Of those three films, The Benchwarmers hit audiences first, in spring 2006. Described by one prominent critic as Revenge of the Nerds with an increased fart quotient and added projectile vomiting, this dumb-dumb frat comedy cast Heder, Spade and Schneider as a trio of losers who form a baseball team to thwart a bunch of elementary-school bullies; Heder played a booger-eating dork with an unhealthy degree of maternal attachment. The press trashed the film, and unsurprisingly, it scored at the box office, grossing in excess of 65 million dollars. Heder scored better on all fronts by voicing Reginald "Skull" Skulinski in the Steven Spielberg-produced, CG-animated family film Monster House, a spooky and funny romp about a home that begins devouring trick-or-treaters, and the three youngsters who set out to stop it.
The November 2006 release School for Scoundrels returned Heder to live-action material.
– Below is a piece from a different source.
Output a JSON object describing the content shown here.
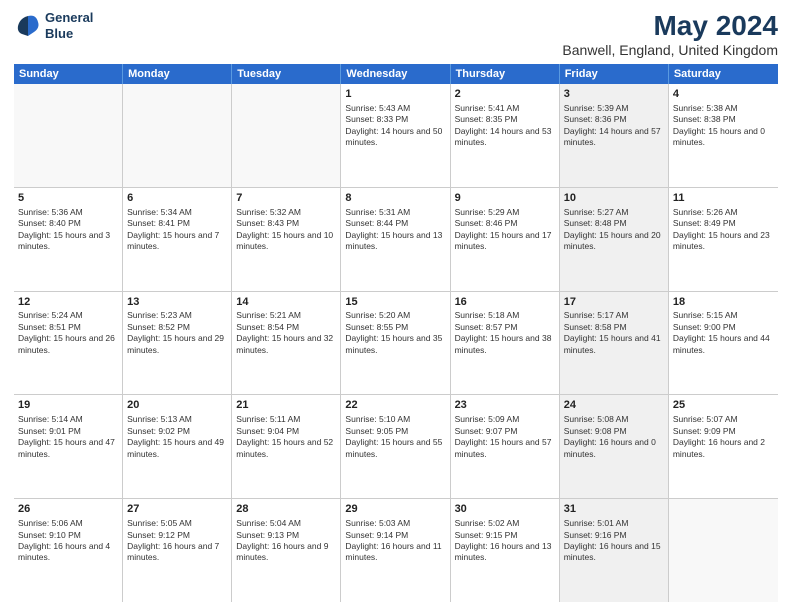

In that picture (a remake of the 1960 British comedy classic by director Robert Hamer), Heder plays yet another variation on his Napoleon Dynamite character -- this one as Roger, a socially maladroit, backward meter reader who enrolls in a confidence-building course taught by Machiavellian teacher Dr. P (Billy Bob Thornton), to gain the confidence to sway the girl of his dreams -- and ends up faced with the prof's nasty scheme to win the lass for himself. Unfortunately, the film (helmed by Old School director Todd Phillips) not only received a critical drubbing, but only reeled in about 21 million dollars at the box office.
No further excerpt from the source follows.